Date Fri, 27 Jun 2014 21:11:53 GMT
The scenario you mentioned is not valid

a.) I for one do NOT accept pull requests from github! I only apply single requests where
I also have a JIRA + diffs
b.) each ASF committer must commit his changes HIMSELF. Committing for others is disregarded.

If you send patches in my name to the list then I will speak up and catch that. And no one
will apply those patches, because of b.)
If a patch is tracked by mail + JIRA, then we at least have the remote IP and tons of other
stuff like the mx header logged.
In case of any later problem this very commit can be identified very easily.
The same for a pull request leaves no whatever way to even track which commits are in question
once the original repo got deleted from github.

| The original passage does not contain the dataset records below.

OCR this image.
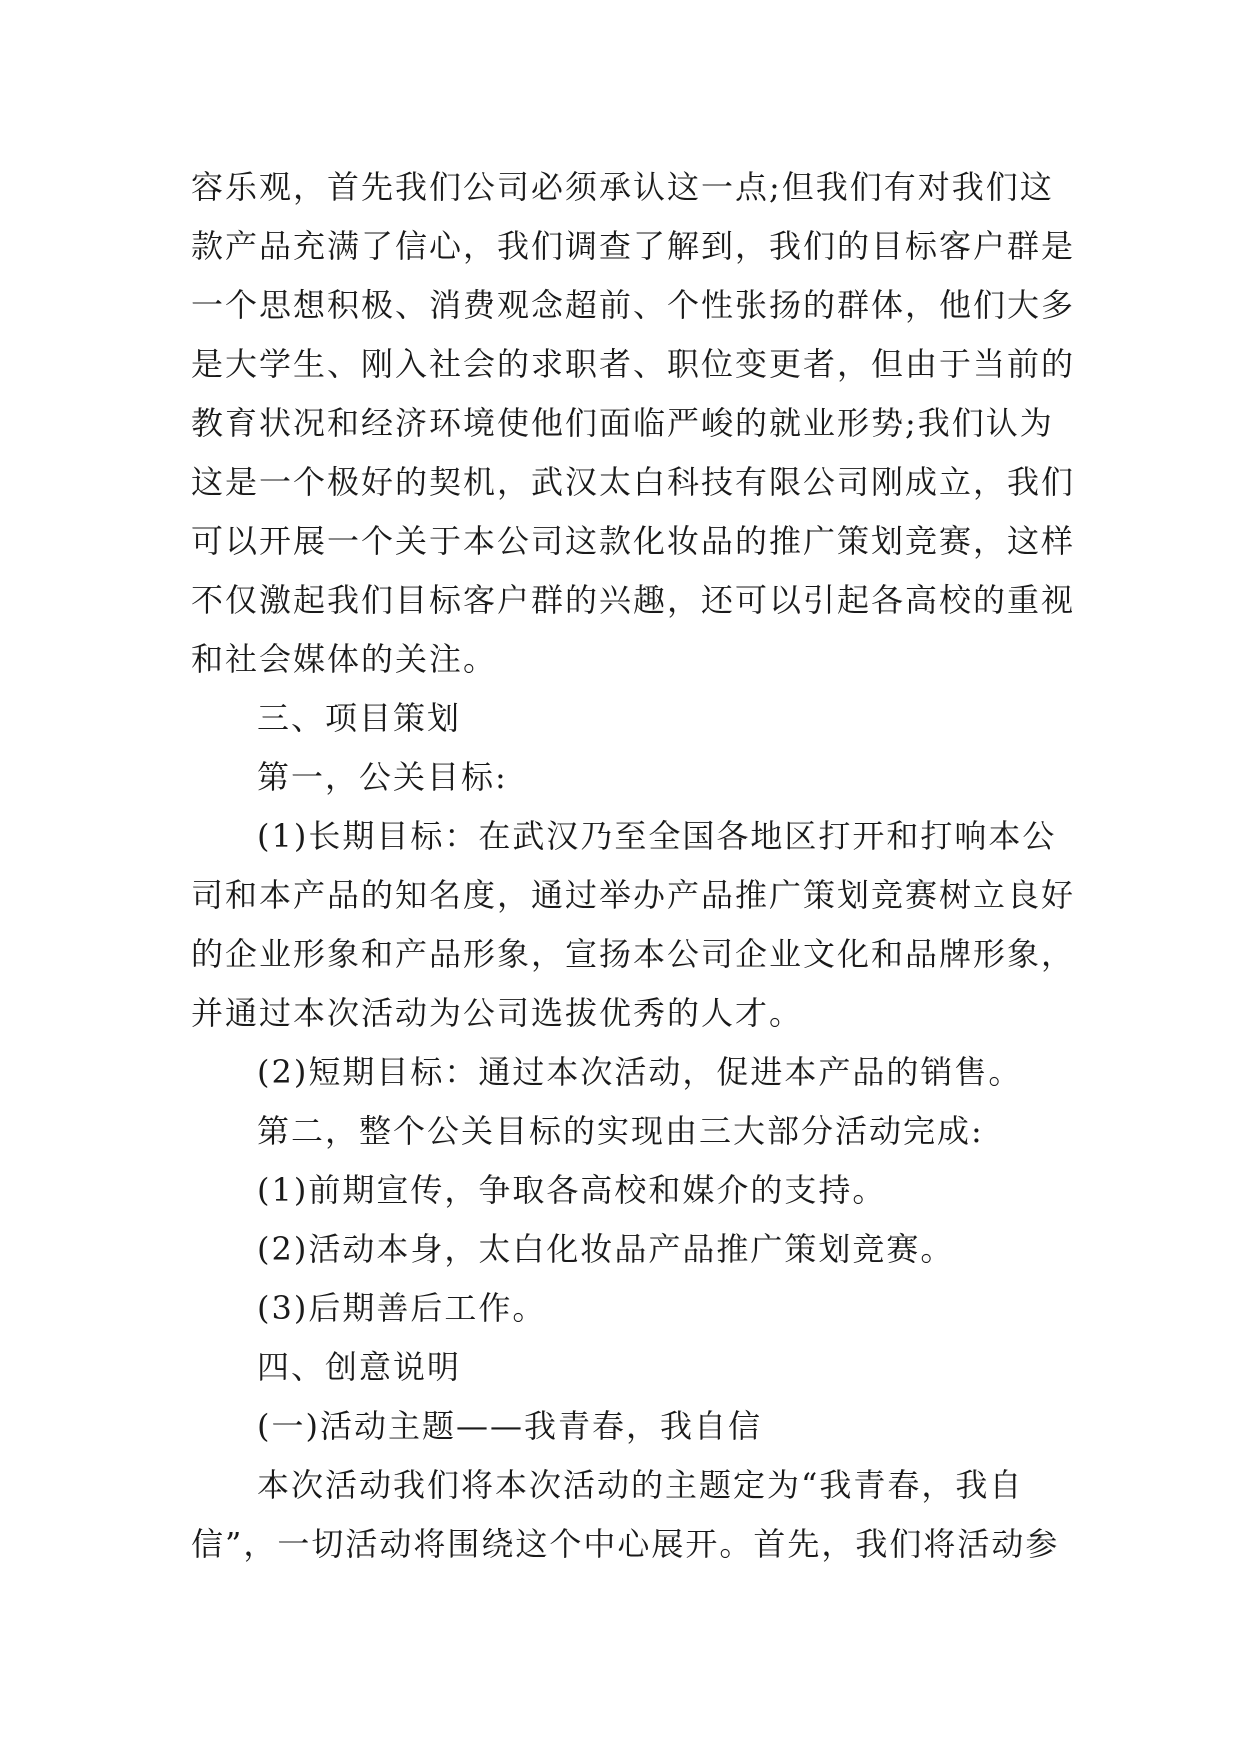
容乐观，首先我们公司必须承认这一点;但我们有对我们这
款产品充满了信心，我们调查了解到，我们的目标客户群是
一个思想积极、消费观念超前、个性张扬的群体，他们大多
是大学生、刚入社会的求职者、职位变更者，但由于当前的
教育状况和经济环境使他们面临严峻的就业形势;我们认为
这是一个极好的契机，武汉太白科技有限公司刚成立，我们
可以开展一个关于本公司这款化妆品的推广策划竞赛，这样
不仅激起我们目标客户群的兴趣，还可以引起各高校的重视
和社会媒体的关注。
三、项目策划
第一，公关目标:
(1)长期目标：在武汉乃至全国各地区打开和打响本公
司和本产品的知名度，通过举办产品推广策划竞赛树立良好
的企业形象和产品形象，宣扬本公司企业文化和品牌形象，
并通过本次活动为公司选拔优秀的人才。
(2)短期目标：通过本次活动，促进本产品的销售。
第二，整个公关目标的实现由三大部分活动完成:
(1)前期宣传，争取各高校和媒介的支持。
(2)活动本身，太白化妆品产品推广策划竞赛。
(3)后期善后工作。
四、创意说明
(一)活动主题——我青春，我自信
本次活动我们将本次活动的主题定为“我青春，我自
信”，一切活动将围绕这个中心展开。首先，我们将活动参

Don't get it wrong. I like GIT a lot. I even wrote the initial parts of the german translation
for GIT (back in 2006 or so) and the first version of the maven-git-plugin back then. But
while I love GIT, I don't think we can use GIT without the push verification we have atm.
This is what makes all the difference between GIT projects hosted at the ASF and at somewhere
else (not only github).


On Friday, 27 June 2014, 23:04, David Nalley <david@gnsa.us> wrote:

>On Fri, Jun 27, 2014 at 4:50 PM, Mark Struberg <struberg@yahoo.de> wrote:
>> as stated tons of times already.
>> There is imo one huge blocker: how to make sure that a pull request which subsequently
contains e.g. a commit from ke4qqq@apache.org is REALLY from you?
>> EVERYONE can create such a commit on github! There is NO authorization required!
just git-config the email and name. There is no GPG for commits in git, only for tags.
>> People pulling in changes will likely see 'oh a commit from David, fine' and will
pull that in.
>> How to prevent that?
>> I asked this 4 years ago and there is still no good answer to it afaik. Without this
>> Or did I miss something?
>> ... and sorry for yelling ;)
>No need to be sorry.
>I acknowledge that's a problem. It's also a problem we have today. We
>accept pull requests from github already, have scores of projects
>doing so today. It's also a problem with our normal patch submission
>methods as well. I could send an email with a patch to any number of
>lists as struberg@apache.org as well, and assuming I did my homework,
>I could probably emulate the person relatively easily. Accepting
>patches via email has no authentication either. At a minimum, we at
>least see the github account that is associated with making the pull
>request - perhaps we can even improve on the provenance situation by
>requiring multi-factor authentication for folks with access to the
>github writable repo, that would give us even better records of
>provenance than email patch submission.